Les coûts de la santé ont connu une nouvelle hausse au premier trimestre 2025, annonçant une possible augmentation des primes d’assurance maladie dans plusieurs cantons suisses. Selon l’Office fédéral de la santé publique (OFSP), les dépenses liées à la santé ont progressé en moyenne de 4,9 % sur un an, après une augmentation déjà élevée de 6 % en 2024.
Cette évolution ne sera pas uniforme sur le territoire, certains cantons risquant de voir leurs primes grimper davantage. L’importance de cette tendance se mesure à son impact direct sur le budget des ménages, qui devront composer avec une charge financière supplémentaire.
Disparités cantonales marquées dans la hausse des coûts de santé
L’analyse des chiffres du premier trimestre 2025 révèle des écarts significatifs dans la progression des coûts de la santé selon les cantons. C’est dans le canton de Zoug que la hausse est la plus élevée, atteignant 7,5 %, suivie de près par Lucerne avec 7 %. Fribourg, qui enregistre une augmentation de 6,8 %, pourrait donc être particulièrement affecté, provoquant une forte réaction chez ses habitants, relate 20minutes. En Suisse romande, les hausses restent proches de la moyenne nationale avec Vaud et le Jura à 4,9 %, tandis que le Valais et Neuchâtel affichent des progressions plus modérées de 4,6 % et 4 % respectivement. Genève enregistre la plus faible hausse de la région, à 2,9 %. En Suisse alémanique, le canton de Schaffhouse est celui où l’augmentation est la plus faible, avec 1,9 %.
Ces variations reflètent des dynamiques régionales différentes liées notamment à la démographie, aux infrastructures médicales et à l’organisation locale des soins. En termes monétaires, les traitements médicaux représentent la part la plus lourde de la hausse, avec un surcoût de 49 francs par habitant par rapport à 2024. Les coûts hospitaliers augmentent de 38 francs par personne, tandis que les autres prestataires de soins enregistrent une hausse de 25 francs. C’est toutefois le secteur des services d’aide et de soins à domicile qui connaît la progression la plus spectaculaire, avec une augmentation de 11,2 %.

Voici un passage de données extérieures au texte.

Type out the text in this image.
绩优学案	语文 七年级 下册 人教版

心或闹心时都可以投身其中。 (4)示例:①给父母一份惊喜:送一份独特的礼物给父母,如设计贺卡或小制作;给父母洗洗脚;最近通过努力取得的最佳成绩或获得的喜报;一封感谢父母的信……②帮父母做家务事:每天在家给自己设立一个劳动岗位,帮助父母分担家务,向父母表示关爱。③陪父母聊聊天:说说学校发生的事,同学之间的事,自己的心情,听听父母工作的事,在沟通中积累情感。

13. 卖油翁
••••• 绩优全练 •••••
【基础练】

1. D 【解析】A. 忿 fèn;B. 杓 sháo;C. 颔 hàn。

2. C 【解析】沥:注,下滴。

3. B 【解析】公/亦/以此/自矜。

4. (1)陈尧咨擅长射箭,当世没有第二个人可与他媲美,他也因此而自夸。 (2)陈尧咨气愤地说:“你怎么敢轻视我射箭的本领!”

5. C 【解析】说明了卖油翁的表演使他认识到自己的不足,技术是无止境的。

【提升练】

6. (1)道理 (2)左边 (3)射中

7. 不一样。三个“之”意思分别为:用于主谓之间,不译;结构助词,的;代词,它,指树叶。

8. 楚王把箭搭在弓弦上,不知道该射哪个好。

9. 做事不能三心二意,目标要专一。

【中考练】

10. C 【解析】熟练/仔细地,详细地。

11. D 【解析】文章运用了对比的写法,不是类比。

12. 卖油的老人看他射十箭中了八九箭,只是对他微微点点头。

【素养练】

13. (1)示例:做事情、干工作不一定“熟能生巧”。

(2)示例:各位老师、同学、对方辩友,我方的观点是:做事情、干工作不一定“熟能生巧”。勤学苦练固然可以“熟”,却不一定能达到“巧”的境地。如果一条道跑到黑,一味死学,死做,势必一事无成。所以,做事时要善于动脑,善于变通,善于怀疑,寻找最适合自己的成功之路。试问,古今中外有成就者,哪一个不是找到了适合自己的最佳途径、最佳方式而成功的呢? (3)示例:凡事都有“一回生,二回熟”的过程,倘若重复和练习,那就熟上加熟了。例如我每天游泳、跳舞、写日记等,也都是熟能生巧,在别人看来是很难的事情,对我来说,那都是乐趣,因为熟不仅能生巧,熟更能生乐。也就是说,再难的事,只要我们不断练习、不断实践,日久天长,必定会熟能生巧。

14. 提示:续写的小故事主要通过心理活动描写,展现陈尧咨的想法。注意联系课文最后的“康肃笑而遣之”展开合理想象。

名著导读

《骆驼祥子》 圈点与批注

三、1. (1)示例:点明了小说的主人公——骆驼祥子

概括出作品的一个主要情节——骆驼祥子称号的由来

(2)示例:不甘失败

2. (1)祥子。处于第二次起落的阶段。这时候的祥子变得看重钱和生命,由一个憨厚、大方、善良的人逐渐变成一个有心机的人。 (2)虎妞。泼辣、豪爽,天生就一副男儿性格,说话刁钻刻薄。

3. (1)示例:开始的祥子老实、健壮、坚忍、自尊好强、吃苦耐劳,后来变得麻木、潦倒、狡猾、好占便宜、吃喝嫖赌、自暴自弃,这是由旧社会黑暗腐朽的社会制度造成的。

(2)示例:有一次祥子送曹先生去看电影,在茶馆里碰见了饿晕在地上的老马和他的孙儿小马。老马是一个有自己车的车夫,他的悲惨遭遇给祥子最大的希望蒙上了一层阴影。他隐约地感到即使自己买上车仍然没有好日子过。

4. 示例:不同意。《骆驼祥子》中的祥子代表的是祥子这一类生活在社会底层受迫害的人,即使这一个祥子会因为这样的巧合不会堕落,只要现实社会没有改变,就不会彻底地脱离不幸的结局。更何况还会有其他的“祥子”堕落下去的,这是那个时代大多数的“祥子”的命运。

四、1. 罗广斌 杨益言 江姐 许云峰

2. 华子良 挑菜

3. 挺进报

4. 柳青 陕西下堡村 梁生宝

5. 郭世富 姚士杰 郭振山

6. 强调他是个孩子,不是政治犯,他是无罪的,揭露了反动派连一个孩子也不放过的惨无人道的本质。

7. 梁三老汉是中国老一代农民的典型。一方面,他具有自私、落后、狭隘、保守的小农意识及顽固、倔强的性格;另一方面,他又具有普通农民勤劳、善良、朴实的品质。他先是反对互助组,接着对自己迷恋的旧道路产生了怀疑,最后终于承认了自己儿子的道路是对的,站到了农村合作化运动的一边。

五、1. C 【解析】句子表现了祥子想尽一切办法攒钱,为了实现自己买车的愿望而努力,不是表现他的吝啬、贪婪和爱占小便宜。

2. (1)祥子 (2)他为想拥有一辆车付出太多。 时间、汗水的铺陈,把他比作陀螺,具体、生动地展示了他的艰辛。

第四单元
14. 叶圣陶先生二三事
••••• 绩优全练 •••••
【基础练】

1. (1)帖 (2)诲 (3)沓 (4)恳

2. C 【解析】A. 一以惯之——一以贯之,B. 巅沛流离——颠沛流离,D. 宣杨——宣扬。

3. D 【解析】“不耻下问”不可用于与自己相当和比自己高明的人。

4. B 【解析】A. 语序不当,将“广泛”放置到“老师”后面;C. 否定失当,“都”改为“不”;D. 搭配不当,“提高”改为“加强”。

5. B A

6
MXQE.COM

Facteurs sous-jacents et perspectives des autorités
La Fédération des médecins suisses (FMH) met en avant le vieillissement de la population comme facteur clé de cette hausse. Le passage des baby-boomers dans la tranche d’âge où les maladies chroniques deviennent plus fréquentes entraîne une demande accrue en soins. Cette réalité démographique explique une partie de la pression exercée sur les coûts hospitaliers et médicaux. Par ailleurs, le progrès technologique dans le domaine médical, qui permet de meilleurs diagnostics et traitements, génère aussi des coûts plus élevés.
Malgré cette augmentation des dépenses, l’association Suisse H+ souligne que, rapportés au produit intérieur brut (PIB), les coûts hospitaliers restent relativement stables. Ce constat invite à un regard nuancé sur la croissance des dépenses, qui s’inscrit dans un contexte économique global. Face à cette situation, la ministre de la Santé, Elisabeth Baume-Schneider, prépare l’annonce officielle des hausses de primes par canton pour 2026, prévue pour fin septembre. Elle a également lancé une boîte à idées ouverte à la population afin de recueillir des propositions pour maîtriser ces coûts.
Cette initiative souligne l’importance accordée à une gestion participative et à la recherche de solutions innovantes pour faire face aux défis financiers du système de santé suisse. L’année à venir sera donc déterminante pour mesurer la capacité des cantons et des autorités fédérales à contenir l’augmentation des primes tout en garantissant l’accès aux soins.